Seine Freundschaft mit dem Nazi-Sympathisanten Verschaeve blieb nach der Befreiung nicht ohne Folgen und sein Haus wurde angegriffen. Er hatte seine Vorkehrungen getroffen und sein umfangreiches Archiv und seine Bibliothek rechtzeitig gesichert. Nach seinem Tod wurde diese Sammlung die Grundlage für die Verschaeve-Archiv die von Martha Vande Walle gegründet wurde.
Nach dem Krieg beteiligte er sich mit seiner Schwester an der Gründung der Stiftung zum Schutz des kulturellen Erbes, ein neutral klingender Name für eine eigentlich erste Initiative, die Person und das Werk von Cyriel Verschaeve wieder zur Diskussion zu stellen. Dem Vorstand dieser Stiftung gehörten an: Stijn Streuvels und Anthony Vander Plaetse oben.
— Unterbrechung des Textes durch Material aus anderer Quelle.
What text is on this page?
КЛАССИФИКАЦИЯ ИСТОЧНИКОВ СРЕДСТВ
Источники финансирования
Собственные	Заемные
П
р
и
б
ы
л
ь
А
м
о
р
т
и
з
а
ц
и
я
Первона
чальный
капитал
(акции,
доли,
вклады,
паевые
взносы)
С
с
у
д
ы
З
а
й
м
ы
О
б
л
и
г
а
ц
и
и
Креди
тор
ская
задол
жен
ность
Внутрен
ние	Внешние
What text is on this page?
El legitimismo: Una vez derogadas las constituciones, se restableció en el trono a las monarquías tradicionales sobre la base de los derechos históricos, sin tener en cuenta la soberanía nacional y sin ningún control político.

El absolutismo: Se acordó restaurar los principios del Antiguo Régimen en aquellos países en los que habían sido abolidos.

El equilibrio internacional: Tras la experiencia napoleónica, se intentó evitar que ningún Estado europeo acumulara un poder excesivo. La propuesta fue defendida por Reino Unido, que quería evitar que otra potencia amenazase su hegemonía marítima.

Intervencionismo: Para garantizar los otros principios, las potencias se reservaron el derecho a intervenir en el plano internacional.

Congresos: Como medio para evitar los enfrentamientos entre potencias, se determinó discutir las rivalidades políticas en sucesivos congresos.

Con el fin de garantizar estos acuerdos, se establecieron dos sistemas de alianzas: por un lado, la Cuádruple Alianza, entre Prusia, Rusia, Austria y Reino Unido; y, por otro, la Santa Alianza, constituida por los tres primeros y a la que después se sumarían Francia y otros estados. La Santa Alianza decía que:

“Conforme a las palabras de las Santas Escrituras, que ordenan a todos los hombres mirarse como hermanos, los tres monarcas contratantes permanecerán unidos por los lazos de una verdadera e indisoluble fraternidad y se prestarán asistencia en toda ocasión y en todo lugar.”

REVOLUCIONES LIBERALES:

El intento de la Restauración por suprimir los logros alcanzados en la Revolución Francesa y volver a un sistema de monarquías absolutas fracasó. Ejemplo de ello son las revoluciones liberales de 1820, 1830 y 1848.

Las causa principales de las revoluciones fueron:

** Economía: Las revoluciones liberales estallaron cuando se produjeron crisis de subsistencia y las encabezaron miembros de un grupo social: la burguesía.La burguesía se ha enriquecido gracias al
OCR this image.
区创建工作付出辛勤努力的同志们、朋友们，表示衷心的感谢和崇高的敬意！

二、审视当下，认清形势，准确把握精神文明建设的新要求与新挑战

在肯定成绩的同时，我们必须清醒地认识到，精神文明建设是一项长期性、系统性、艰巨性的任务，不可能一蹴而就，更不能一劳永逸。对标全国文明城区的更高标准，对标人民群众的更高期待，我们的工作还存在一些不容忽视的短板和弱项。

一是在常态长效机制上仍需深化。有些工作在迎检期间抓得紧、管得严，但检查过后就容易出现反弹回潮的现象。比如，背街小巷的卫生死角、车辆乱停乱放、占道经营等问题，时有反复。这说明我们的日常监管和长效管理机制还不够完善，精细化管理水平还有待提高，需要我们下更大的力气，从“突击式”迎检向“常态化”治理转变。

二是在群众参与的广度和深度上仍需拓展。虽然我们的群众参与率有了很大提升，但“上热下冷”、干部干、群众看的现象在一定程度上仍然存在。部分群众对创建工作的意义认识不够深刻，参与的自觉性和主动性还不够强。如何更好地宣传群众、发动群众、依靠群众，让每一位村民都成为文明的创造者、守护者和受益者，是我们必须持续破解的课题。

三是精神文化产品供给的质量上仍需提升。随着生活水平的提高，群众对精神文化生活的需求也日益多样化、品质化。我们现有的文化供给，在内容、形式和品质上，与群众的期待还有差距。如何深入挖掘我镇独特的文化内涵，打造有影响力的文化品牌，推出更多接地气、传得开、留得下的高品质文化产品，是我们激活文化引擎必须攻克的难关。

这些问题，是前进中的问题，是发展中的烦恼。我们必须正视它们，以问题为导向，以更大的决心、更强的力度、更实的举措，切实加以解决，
Kurz vor seinem Tod war es Joseph und Maria Lootens-Fonds etabliert. Ziel war es, alles von und über Verschaeve zu sammeln, zu bewahren und zu studieren. Es fiel dem Verein schwer, den Namen des zum Tode verurteilten und nach Österreich geflohenen Verschaeve zu tragen, und der Name Lootens erwies sich als gute Alternative. Dies umso mehr, als von den Geschwistern Lootens große finanzielle Mittel für den gemeinnützigen Verein bereitgestellt wurden.
Maria Lootens
Maria Lootens (Oostrozebeke, 1. Dezember 1884 - 9. August 1969), die Schwester von Jozef Lootens, die wie er unverheiratet blieb, unterstützte ihn bei seinen flämisch anfühlenden Aktivitäten und insbesondere bei seiner Unterstützung von Verschaeve und seinem Andenken. Sie half ihm, zusammenzubringen, was es ist Verschaeve-Archiv würde werden.
Sie arbeitete in bescheidener Weise in den Verlagen von Martha Vande Walle mit. Sie war es, die nach dem Tod ihres Bruders die finanziellen Mittel für die Weiterentwicklung der gleichnamigen gemeinnützigen Organisation zur Verfügung stellte.
Literatur
- Frans BOSCHVOGEL e. ein., Joseph Lootens, 1955.
- André DEMEDTS, In Gedenken an Maria Lootens, in: Verschaeviana, 1970.
- J. L. DE MASTER, Martha VANDE WALLE & Romain VAN LANDSCHOOT, Cyriel Verschaeves' Briefe an Jozef Lootens (1909-1914), in: Verschaeviana, 1970-1982.
- Romain VAN LANDSCHOOT Joseph Lootens, in: Neue Enzyklopädie der Flämischen Bewegung, Tielt, 1998.
- Romain VAN LANDSCHOOT, Maria Lootens, in: Neue Enzyklopädie der Flämischen Bewegung, Tielt, 1998.